A specter is haunting the power sector – grid defection. In its recent study, RMI shows that, depending on your local power rate, getting electricity from the grid is the cheapest option in a shrinking number of areas in the US. By the beginning of the next decade, a grid connection in combination with PV will be the best option practically everywhere.
The next step will be battery storage, which will allow people to become far more independent even if they retain a grid connection. The result will be dwindling revenue from lower power sales. The question is then how we will continue to pay for the fixed costs of the grid, which practically everyone will continue to use, though less intensively.
RMI’s study essentially encourages utilities to keep people hooked up. Full grid defection means that people will add enough storage to be independent of the grid. The result would be a vicious circle; as the fixed grid costs are spread across a smaller number of ratepayers, the incentive to go off-grid only grows. And yet, the grid has been an enabler for the energy transition up to now; it is not our enemy. So how can we defend it?
The authors at RMI argue that utilities will speed up this vicious circle if they try to stop the trend. Numerous regulators and utilities in the US, for instance, want to add or have already added a special charge for solar homeowners. Ten years from now, when battery storage is much cheaper, homeowners will take this extra charge as an incentive to leave the grid altogether; the money they save by not having to pay the extra connection fee can be put into the extra battery storage and/or solar panels needed to go completely off grid.
Though the paper states that a follow-up report will investigate specific recommendations for utilities further, this study already argues that utilities need to embrace this change and not fight the inevitable.
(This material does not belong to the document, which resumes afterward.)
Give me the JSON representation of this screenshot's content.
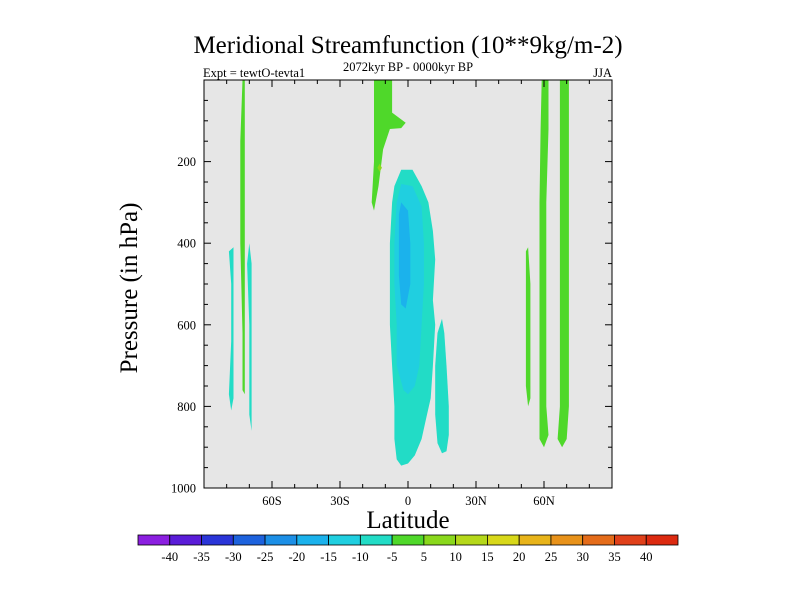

Customers may adopt a wait-and-see approach while utilities make it harder to install grid-connected PV, such as by getting rid of net-metering. Utilities and regulators may briefly view the forestalled grid defection as a success only to witness a massive wave of change when a tipping point is reached and customers realize that solar + storage is cheaper than the grid. “Grid-connected solar-plus-battery systems will gradually but ultimately cause a near-total load loss even in net metering’s absence,” the authors explain.
In short, the way many US utilities are reacting to residential and commercial solar will quickly worsen the utility death spiral. RMI calls on today’s power providers to work with prosumers to produce an integrated grid rather than an abandoned infrastructure. Utilities could benefit from solar customers by arranging power storage to accommodate the grid needs rather than each household’s consumption, for instance.
The paper points out that all of this change is happening extremely quickly, especially given the 30-year timeframe of many assets in the power sector. It is all the more urgent for utilities to heed these recommendations, and we look forward to more specifics and the follow-up report.
For other countries, the potential of complete grid defection mainly depends upon the ratio if summer to winter power demand. Countries like Germany, with greater power demand (and far greater energy demand) in the winter, will hardly see full grid defection on a large scale in the foreseeable future. So your mileage may vary.